A lady for the ages

The Wall Street Journal calls on the United Kingdom’s most formidable historians to take the measure of Margaret Thatcher (and makes their columns accessible online). In an essay that provides an overview of her career in politics, Paul Johnson declares her “The world-changing Margaret Thatcher.” Andrew Roberts assesses her continuing relevance, finding that “The genius of Thatcherism will endure.” The Journal editors draw on Thatcher’s memoirs in the editorial “Not for turning.”

Before we turn from Lady Thatcher, let’s take a look at her last appearance as Prime Minister in the House of Commons, on November 22, 1990, exchanging barbs with her political opponents. She calls on Lib Dem MP Simon Hughes, who seeks to taunt her on the subject of income inequality. Mrs. Thatcher is at the ready with a powerful rejoinder. She then calls on Labor MP Jim Sillars, who reminds her that he “detest[s] every single one of her domestic policies and I have never hidden the fact.”
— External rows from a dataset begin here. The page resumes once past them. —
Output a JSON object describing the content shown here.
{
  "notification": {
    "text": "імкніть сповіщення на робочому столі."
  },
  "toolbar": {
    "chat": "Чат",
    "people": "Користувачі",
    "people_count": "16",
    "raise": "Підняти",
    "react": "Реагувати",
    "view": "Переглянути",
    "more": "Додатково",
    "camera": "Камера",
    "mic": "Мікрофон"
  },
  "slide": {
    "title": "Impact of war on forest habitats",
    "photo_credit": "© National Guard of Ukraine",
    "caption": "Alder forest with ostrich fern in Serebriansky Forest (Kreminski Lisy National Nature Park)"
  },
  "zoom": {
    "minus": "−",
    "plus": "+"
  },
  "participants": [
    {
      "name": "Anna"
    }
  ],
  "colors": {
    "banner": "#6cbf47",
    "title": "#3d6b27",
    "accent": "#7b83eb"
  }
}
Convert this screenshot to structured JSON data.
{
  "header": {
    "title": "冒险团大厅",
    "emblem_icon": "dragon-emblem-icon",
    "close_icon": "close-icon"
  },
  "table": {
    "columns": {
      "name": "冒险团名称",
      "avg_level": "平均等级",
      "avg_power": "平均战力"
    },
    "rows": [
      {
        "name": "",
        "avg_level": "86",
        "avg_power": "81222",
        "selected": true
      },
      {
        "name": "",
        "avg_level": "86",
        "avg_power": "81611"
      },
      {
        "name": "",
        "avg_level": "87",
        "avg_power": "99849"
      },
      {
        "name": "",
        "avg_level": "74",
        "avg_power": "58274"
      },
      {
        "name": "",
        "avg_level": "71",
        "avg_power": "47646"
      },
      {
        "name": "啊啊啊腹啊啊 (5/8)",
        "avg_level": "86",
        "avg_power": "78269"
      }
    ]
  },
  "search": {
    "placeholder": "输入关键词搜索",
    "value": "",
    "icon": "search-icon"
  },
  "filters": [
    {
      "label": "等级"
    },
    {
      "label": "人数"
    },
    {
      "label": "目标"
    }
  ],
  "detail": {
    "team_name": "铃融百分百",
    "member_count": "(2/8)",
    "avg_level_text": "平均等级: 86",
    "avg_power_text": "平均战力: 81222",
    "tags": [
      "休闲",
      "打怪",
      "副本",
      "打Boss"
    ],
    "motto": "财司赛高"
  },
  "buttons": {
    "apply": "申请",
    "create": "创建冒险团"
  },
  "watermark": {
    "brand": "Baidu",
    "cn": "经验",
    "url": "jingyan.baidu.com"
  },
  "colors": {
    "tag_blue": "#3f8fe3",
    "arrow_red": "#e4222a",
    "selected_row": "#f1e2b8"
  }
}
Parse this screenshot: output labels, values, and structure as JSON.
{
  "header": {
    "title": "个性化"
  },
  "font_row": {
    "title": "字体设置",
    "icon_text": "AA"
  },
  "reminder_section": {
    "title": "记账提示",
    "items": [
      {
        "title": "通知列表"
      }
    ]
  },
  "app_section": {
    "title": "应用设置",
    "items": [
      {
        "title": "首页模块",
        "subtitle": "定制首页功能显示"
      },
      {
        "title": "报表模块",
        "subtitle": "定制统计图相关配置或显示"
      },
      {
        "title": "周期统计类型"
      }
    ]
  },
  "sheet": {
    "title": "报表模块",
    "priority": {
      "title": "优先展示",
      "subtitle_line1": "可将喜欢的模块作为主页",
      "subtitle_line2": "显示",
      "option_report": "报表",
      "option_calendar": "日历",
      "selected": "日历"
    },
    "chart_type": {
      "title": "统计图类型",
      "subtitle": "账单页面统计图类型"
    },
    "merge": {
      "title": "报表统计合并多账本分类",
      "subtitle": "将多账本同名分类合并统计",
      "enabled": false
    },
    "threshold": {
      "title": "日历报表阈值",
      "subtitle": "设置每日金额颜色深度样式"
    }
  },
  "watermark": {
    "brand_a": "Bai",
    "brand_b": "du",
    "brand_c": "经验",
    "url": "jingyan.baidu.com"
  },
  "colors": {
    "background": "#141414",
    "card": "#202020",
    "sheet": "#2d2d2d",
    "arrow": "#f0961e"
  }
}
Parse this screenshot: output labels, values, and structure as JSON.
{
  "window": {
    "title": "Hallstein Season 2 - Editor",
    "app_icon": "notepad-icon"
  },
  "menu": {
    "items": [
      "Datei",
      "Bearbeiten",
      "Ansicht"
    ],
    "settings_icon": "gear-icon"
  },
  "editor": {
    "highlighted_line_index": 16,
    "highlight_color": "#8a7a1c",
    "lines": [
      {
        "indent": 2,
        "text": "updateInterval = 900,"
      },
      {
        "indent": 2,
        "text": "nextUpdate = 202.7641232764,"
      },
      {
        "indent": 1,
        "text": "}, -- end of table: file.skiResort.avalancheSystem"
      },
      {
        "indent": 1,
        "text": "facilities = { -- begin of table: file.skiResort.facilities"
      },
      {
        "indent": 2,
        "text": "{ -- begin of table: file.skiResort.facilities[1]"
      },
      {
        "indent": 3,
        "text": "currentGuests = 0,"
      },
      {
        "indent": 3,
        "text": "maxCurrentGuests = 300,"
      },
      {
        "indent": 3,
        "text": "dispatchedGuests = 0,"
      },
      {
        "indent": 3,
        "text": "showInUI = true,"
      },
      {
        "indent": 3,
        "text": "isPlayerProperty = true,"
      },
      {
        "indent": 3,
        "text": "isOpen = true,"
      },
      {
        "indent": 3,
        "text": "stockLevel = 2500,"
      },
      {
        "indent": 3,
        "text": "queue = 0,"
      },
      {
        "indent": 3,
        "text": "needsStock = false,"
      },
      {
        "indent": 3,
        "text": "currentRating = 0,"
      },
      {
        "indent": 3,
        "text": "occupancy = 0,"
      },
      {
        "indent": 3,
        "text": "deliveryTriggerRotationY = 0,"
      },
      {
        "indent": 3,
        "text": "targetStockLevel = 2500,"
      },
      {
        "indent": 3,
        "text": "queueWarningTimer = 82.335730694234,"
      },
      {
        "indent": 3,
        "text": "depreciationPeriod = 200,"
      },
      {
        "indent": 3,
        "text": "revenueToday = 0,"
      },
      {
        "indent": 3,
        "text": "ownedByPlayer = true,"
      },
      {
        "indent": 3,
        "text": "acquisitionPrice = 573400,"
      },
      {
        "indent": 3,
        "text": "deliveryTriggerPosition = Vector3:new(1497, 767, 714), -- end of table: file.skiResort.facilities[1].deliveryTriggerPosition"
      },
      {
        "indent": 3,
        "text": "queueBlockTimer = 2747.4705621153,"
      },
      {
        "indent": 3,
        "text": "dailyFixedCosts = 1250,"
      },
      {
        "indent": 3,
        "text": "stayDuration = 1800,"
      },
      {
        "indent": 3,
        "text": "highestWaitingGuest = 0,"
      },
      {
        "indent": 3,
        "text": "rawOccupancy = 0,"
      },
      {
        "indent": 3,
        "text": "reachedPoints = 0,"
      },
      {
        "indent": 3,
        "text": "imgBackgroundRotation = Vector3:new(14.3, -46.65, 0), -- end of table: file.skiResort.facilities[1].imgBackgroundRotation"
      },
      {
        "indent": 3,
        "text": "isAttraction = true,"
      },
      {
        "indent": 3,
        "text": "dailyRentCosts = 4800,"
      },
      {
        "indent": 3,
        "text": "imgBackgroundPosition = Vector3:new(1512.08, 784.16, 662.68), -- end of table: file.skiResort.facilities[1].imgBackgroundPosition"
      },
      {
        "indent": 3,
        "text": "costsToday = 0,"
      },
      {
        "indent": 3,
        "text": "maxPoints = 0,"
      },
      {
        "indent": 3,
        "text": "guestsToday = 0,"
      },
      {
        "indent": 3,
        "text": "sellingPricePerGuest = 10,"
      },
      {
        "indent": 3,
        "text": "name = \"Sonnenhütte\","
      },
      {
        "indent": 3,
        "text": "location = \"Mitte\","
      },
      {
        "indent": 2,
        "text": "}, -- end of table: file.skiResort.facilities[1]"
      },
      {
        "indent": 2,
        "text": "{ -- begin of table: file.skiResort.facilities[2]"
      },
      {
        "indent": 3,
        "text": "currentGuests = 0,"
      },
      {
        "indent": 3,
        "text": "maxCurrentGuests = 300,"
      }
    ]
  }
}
Mrs. Thatcher is, shall we say, unabashed: “I think that the honorable gentleman knows that I have the same contempt for his socialist policies as the people of east Europe, who have experienced them, have for theirs. I think I must have hit the right nail on the head…”

In this video we see her sheer zest for combat in the war of ideas and, not her adeptness, but rather her brilliance at it, as well as her love of freedom and her understanding of the socialist miasma. Can there be another Winston Churchill? We take comfort from the fact that there was a Margaret Thatcher.